約15ヘクタールの
広大な敷地が検討対象に
神奈川県の相模原市では、JR相模原駅の北口エリアについて土地利用方針の検討を進めている。
相模原駅は、リニア新幹線の予定停車駅に隣接する橋本駅からJR横浜線で1駅進んだ先にある駅だ。
相模原市の資料によると、2021年度におけるJR相模原駅の1日平均乗降客数は約48,000人となっている。これは埼玉県の南浦和駅や神奈川県の平塚駅などとほぼ同数だ。
駅の周辺環境としては、駅直結の商業施設であるセレオ相模原及び相模原イッツが目を引く。
2つの商業施設を合わせると、2022年8月時点では50弱の店舗や施設が営業している。

また、相模原駅の南側には「さがみ夢大通り」という通りがあり、通り沿いには銀行や多くのオフィスビルなどが並んでいる。

相模原市が相模原駅の周辺に着目している理由の1つは、交通利便性の高さだ。
相模原駅は圏央道の相模原インターチェンジに近く、高速道路を利用すれば成田・羽田の両空港にアクセスできる。
そのほか、JR横浜線によって八王子・横浜の双方へ容易に移動可能だ。
一方で、都市機能の多くは駅の南側に集まっており、北側は都市開発が十分に進んでいるとは言い難い。

駅の北側で都市開発が進んでいなかった原因は、北側の敷地が在日米軍の総合補給廠(そうごうほきゅうしょう:補給基地のこと)として利用されているためだ。
しかし、2014年9月に基地敷地の一部が返還されたため、土地利用方針の検討が進んでいる。

※引用:相模原市
新たな大型商業施設が
開発される可能性も
相模原市が駅北口エリアの開発によって解決したい都市課題は複数あるが、着目したいポイントは「昼間人口と交流人口の拡大」及び「利便性の向上」だ。
相模原駅の周辺には駅ビル以外に目立った商業施設がなく、オフィスビルなども南口の大通り沿いにあるものが大半なので、駅周辺の就業人口があまり多くない。
また、市民アンケートによると相模原駅周辺には買物できるところがあまりないと考えている人が多く、商業施設の建設を望む意見が多数を占めている。

※引用:相模原市
開発の方針は未だ検討中ではあるが、市民アンケートの結果を踏まえれば、スポーツジムなどを含む大型商業施設が建設される可能性は高い。
商業施設が建設されれば地元の雇用喚起にもつながるため、市としても課題解決につなげられるだろう。
小田急線の
延伸計画も
相模原駅の周辺でもう1つ注目したいポイントは、小田急多摩線の延伸計画だ。
小田急多摩線は2022年現在、JR相模原駅の北東にある唐木田駅が終点となっている。
しかし、唐木田駅の南側に3つの駅を新設することが検討されており、実現すればJR相模原駅は横浜線と小田急線の2路線が乗り入れる駅となる見込みだ。

※引用:相模原市
小田急線が乗り入れれば、相模原から新宿まで乗り換えなしのアクセスが可能となる。

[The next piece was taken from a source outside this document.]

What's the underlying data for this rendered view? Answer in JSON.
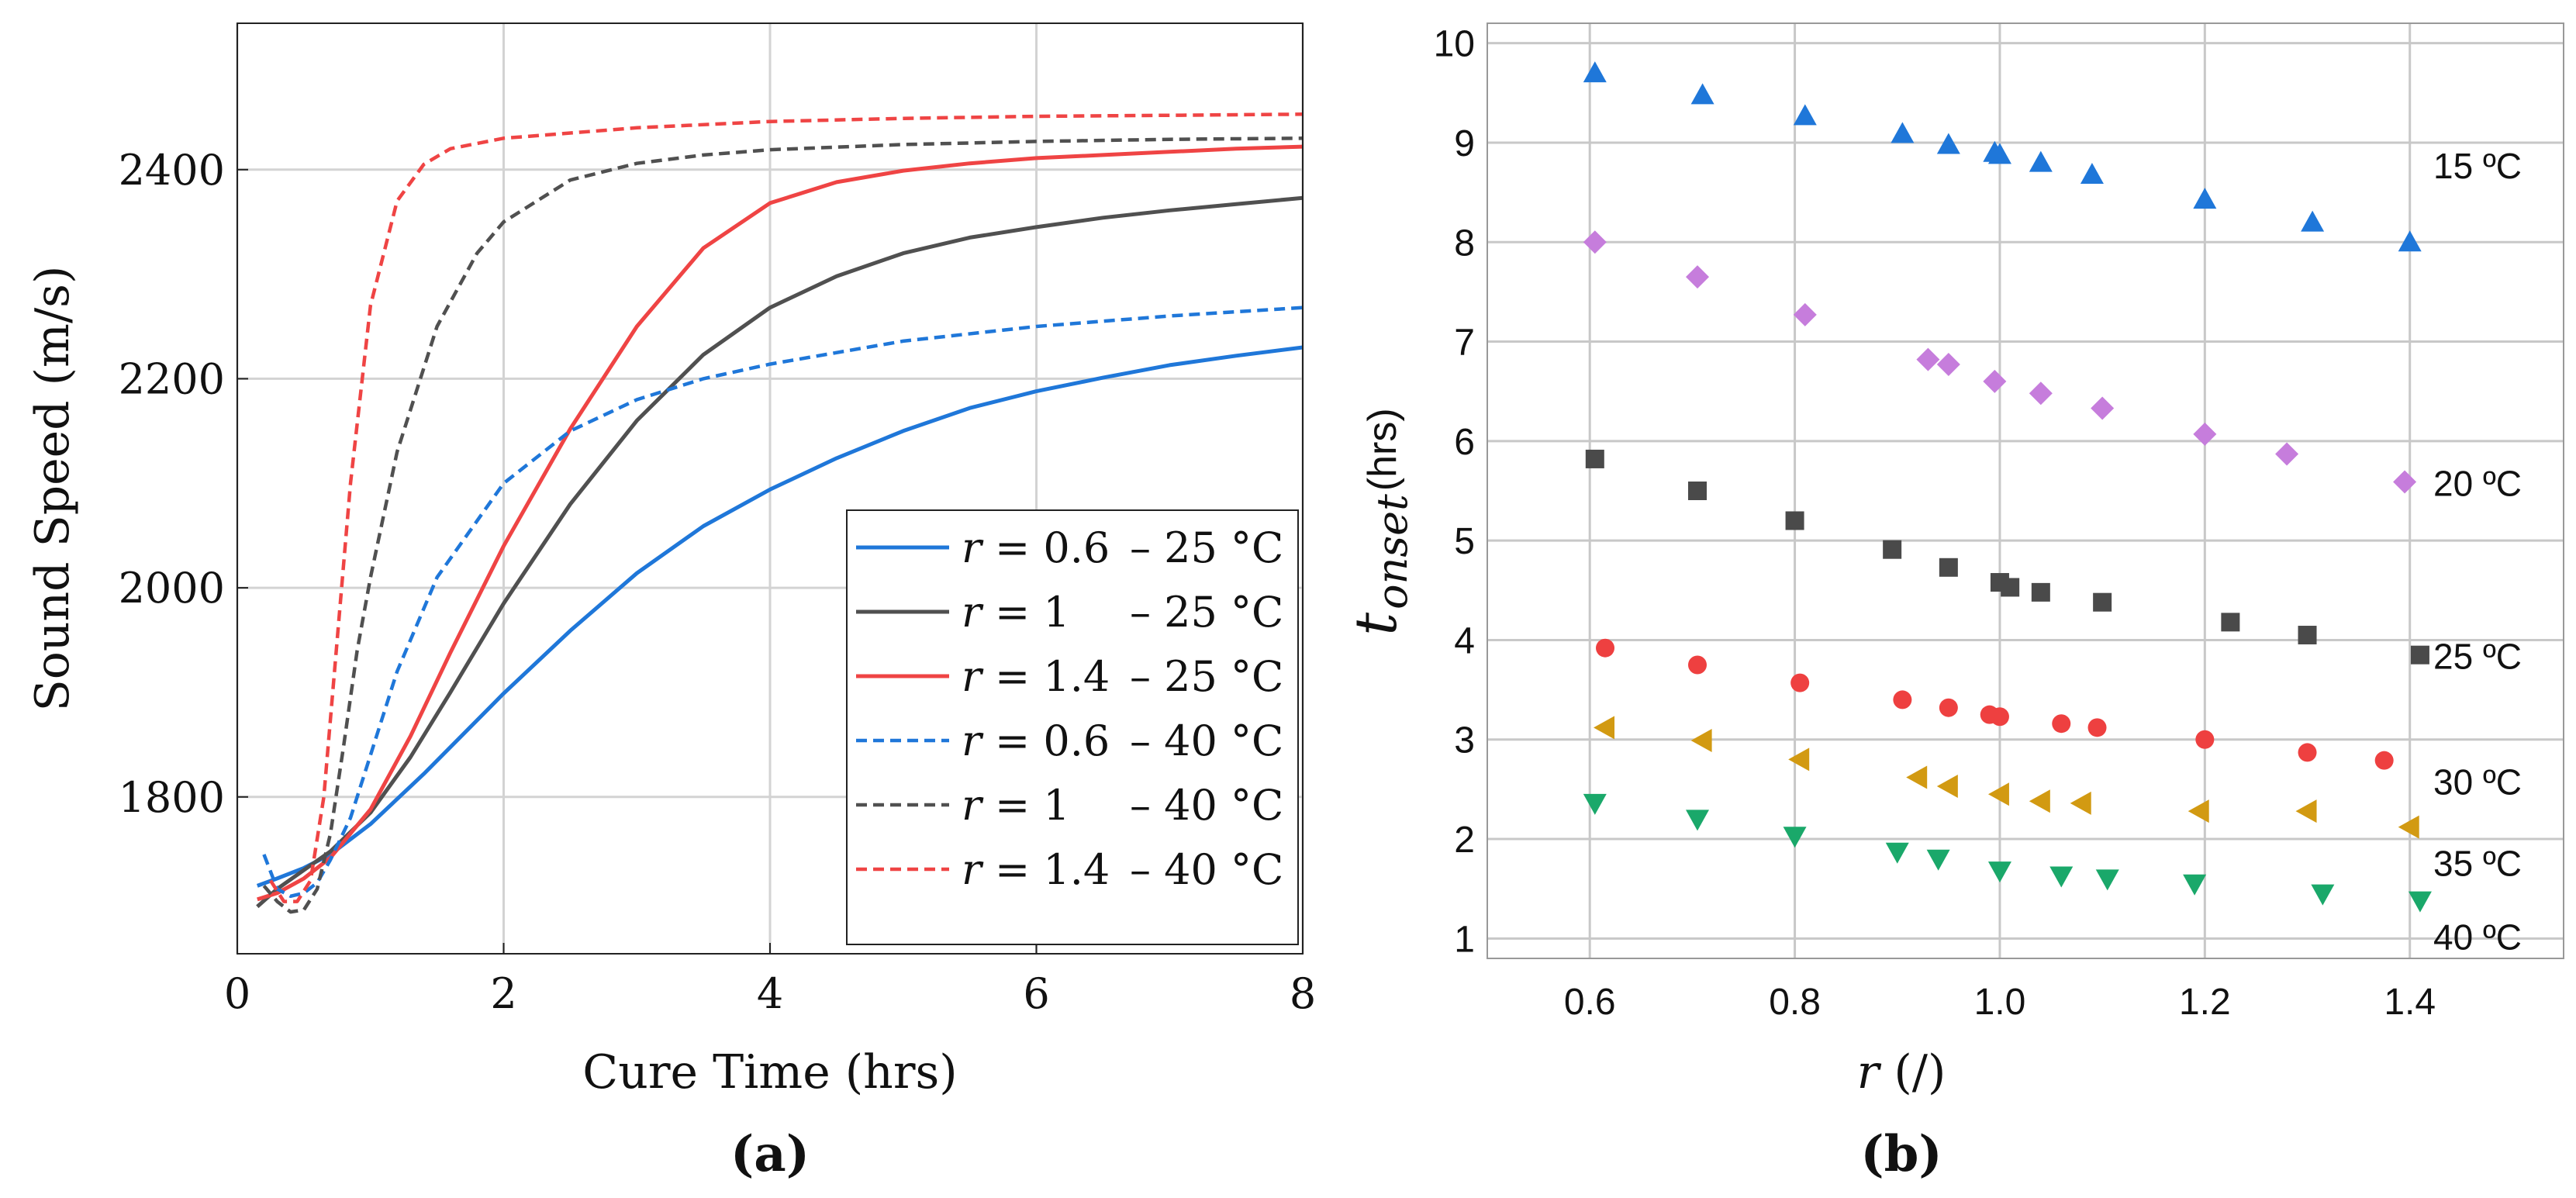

また、途中の下北沢で乗り換えれば渋谷へ行くこともできる。
なお、2019年に発表された資料では、路線の完成時期は2030年頃が目途とされていた。
一方で、コロナを発端としたテレワークの普及により鉄道利用者が減少していることや、各鉄道会社の業績悪化などが延伸計画の障害となる可能性は否めない。
しかし、駅北口エリアの開発と併せて延伸計画が進んだ場合には、今後JR相模原駅の周辺は大きく変わると予測される。今後の展開には要注目だ。